The 2004 tsunami killed 225,000 people in a day
     and countless more in the ensuing famine and civil war.

But those disasters were localized in particular regions.
This pandemic is global. It touches the whole world.

So, might this be the time to extend 
     our circle of compassion to include 
refugee camps in Bangladesh and Lesbos
           -- think Episcopal Relief & Development 
      or migrant detention centers in Texas 
            and next door in Aurora
          --  think Episcopal Migration Ministries,
     or United Nations planning to rebuild the economy
better for the environment
            -- think Episcopal Creation Care.

There is much we could do, so much we could become . 
Might this be the time to extend our compassion
around the world to all the people Jesus loves?

            


[i] Nazi scientist who performed horrific experiments on Jews during the Holocaust. https://encyclopedia.ushmm.org/content/en/article/josef-mengele

[ii] The idea that God sends hardship as punishment for sin is problematic to be sure, first off because good people sometimes suffer disasters while bad people often fare quite well. In Antiquity, people believed that hardships were the work of the gods. Virgil called them “the merciless gods.” The pagan gods meted out blessings and curses randomly according to their whims. The best way to win a god’s favor was sacrifices. It was a system of cosmic graft. The Deuteronomic tradition in the Hebrew Scriptures agreed YHWH sent blessings and curses, but he did it according to his concern for morality. It was a carrot and stick spirituality, but it was a step forward in religion. Still, it didn’t ring true to experience. Later the Wisdom writers taught that if one lives wisely, he will flourish. But that didn’t always prove true either. Job’s “comforters” tried to advise him how to get back on his feet by quoting the Book of Proverbs (part of the Wisdom literature) to him. Job replied, “Quote to me no more these proverbs of dust.” God shows up at the end of the book and agrees with Job. These are examples of how different ideas were expressed trying to make meaning out of suffering. But none of them carried the day. 

[iii] In Horrendous Evils and the Goodness of God, Marilyn McCord Adams says that the various theories of why the world is a mess if God is good generally have some value, but she calls them “partial answers” and says that the danger of treating a partial answer as a general theory is that it ends up “attributing perverse motives to God.”

[iv] Depending on the actual date, it might have been Ephesus instead. Either way, it was persecution from the state religion of the Empire. 

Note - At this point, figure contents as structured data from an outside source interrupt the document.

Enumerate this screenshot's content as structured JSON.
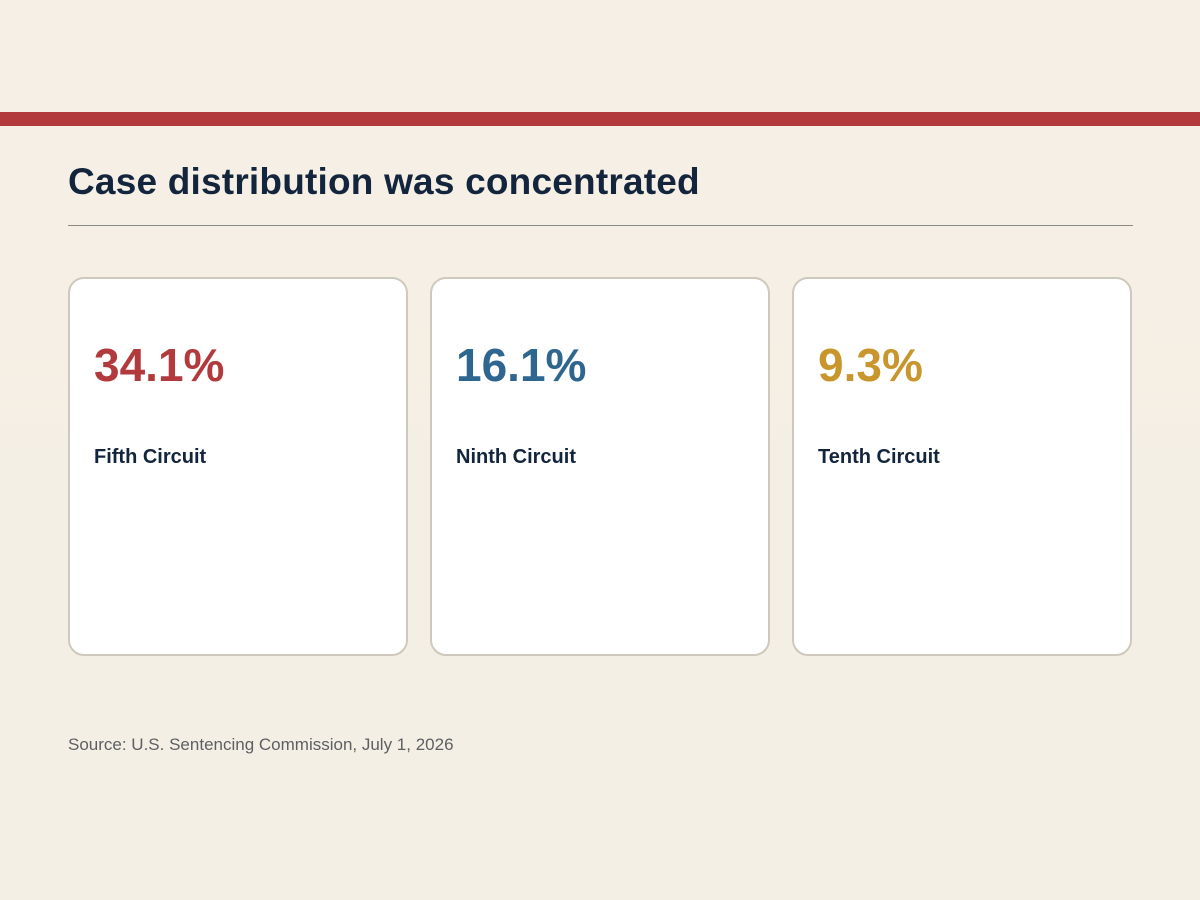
{
  "slide": {
    "title": "Case distribution was concentrated",
    "source": "Source: U.S. Sentencing Commission, July 1, 2026",
    "accent_color": "#b23a3d"
  },
  "cards": [
    {
      "value": "34.1%",
      "label": "Fifth Circuit",
      "color": "#b23a3d"
    },
    {
      "value": "16.1%",
      "label": "Ninth Circuit",
      "color": "#2f6690"
    },
    {
      "value": "9.3%",
      "label": "Tenth Circuit",
      "color": "#c9962d"
    }
  ]
}
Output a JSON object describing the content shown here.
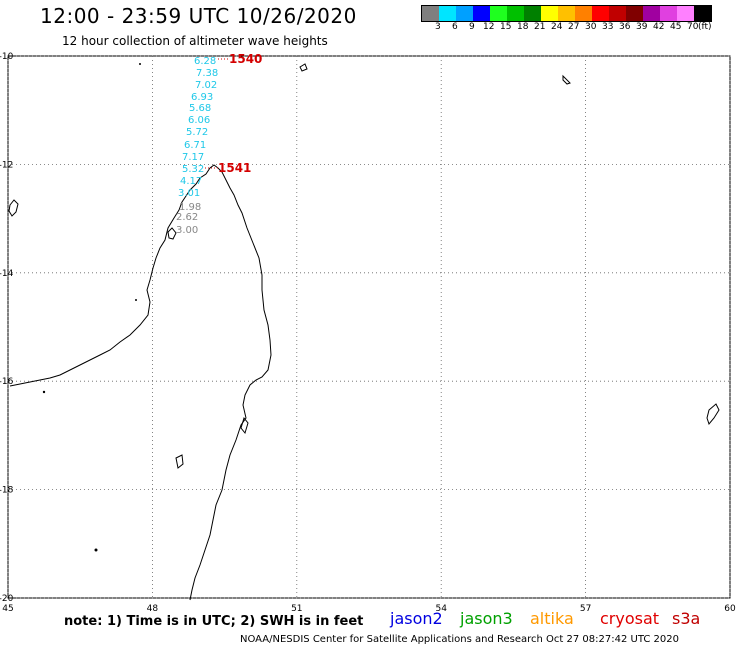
{
  "title": "12:00 - 23:59 UTC 10/26/2020",
  "subtitle": "12 hour collection of altimeter wave heights",
  "colorscale": {
    "colors": [
      "#7f7f7f",
      "#00e5ff",
      "#00a0ff",
      "#0000ff",
      "#1fff1f",
      "#00c000",
      "#008000",
      "#ffff00",
      "#ffc000",
      "#ff8000",
      "#ff0000",
      "#c00000",
      "#800000",
      "#a000a0",
      "#e040e0",
      "#ff80ff",
      "#000000"
    ],
    "labels": [
      "3",
      "6",
      "9",
      "12",
      "15",
      "18",
      "21",
      "24",
      "27",
      "30",
      "33",
      "36",
      "39",
      "42",
      "45",
      "70",
      "(ft)"
    ]
  },
  "axes": {
    "lat_ticks": [
      "-10",
      "-12",
      "-14",
      "-16",
      "-18",
      "-20"
    ],
    "lon_ticks": [
      "45",
      "48",
      "51",
      "54",
      "57",
      "60"
    ],
    "lat_range": [
      -20,
      -10
    ],
    "lon_range": [
      45,
      60
    ]
  },
  "passes": [
    {
      "time": "1540",
      "color": "#d40000"
    },
    {
      "time": "1541",
      "color": "#d40000"
    }
  ],
  "swh_track": {
    "values": [
      "6.28",
      "7.38",
      "7.02",
      "6.93",
      "5.68",
      "6.06",
      "5.72",
      "6.71",
      "7.17",
      "5.32",
      "4.17",
      "3.01",
      "1.98",
      "2.62",
      "3.00"
    ],
    "colors": [
      "#1fc8e8",
      "#1fc8e8",
      "#1fc8e8",
      "#1fc8e8",
      "#1fc8e8",
      "#1fc8e8",
      "#1fc8e8",
      "#1fc8e8",
      "#1fc8e8",
      "#1fc8e8",
      "#1fc8e8",
      "#1fc8e8",
      "#888888",
      "#888888",
      "#888888"
    ]
  },
  "note": "note:  1) Time is in UTC;  2) SWH is in feet",
  "satellites": [
    {
      "name": "jason2",
      "color": "#0000e0"
    },
    {
      "name": "jason3",
      "color": "#00a000"
    },
    {
      "name": "altika",
      "color": "#ff9900"
    },
    {
      "name": "cryosat",
      "color": "#e00000"
    },
    {
      "name": "s3a",
      "color": "#c00000"
    }
  ],
  "credit": "NOAA/NESDIS Center for Satellite Applications and Research    Oct 27 08:27:42 UTC 2020"
}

[v] We translate Biblical words as “trial,” “test,” and “temptation” but they all come down to occasions that invite or pressure us to fall away from our faith, become less than our true selves. The primal occasion of a “trial/ test/ temptation” is the serpent inviting Eve to eat the fruit in the Garden, Genesis 3. There is no indication God sent the serpent to administer a moral exam. God already knows our hearts. Jeremiah 7: 10; Romans 8: 27. Trials and temptations in Scripture are, generally speaking, not from God. 

[vi] I Peter 5: 8-10.

[vii] I Peter 4: 7, 10.

[viii] I am by no means saying a death toll of 6 million is “not so bad” and of course the numbers are still rising. It is horrifically tragic. The point here is that although there have been larger disasters, the difference in this one is that it not regionally limited. It is global. HIV/AIDS was also global, and it killed 25 million just between 1981 and 2012 when the number of deaths per year began to decline. But major segments of the population still felt they were not at risk. In this case, we all fee7,10l at risk and are more directly impacted by social distancing.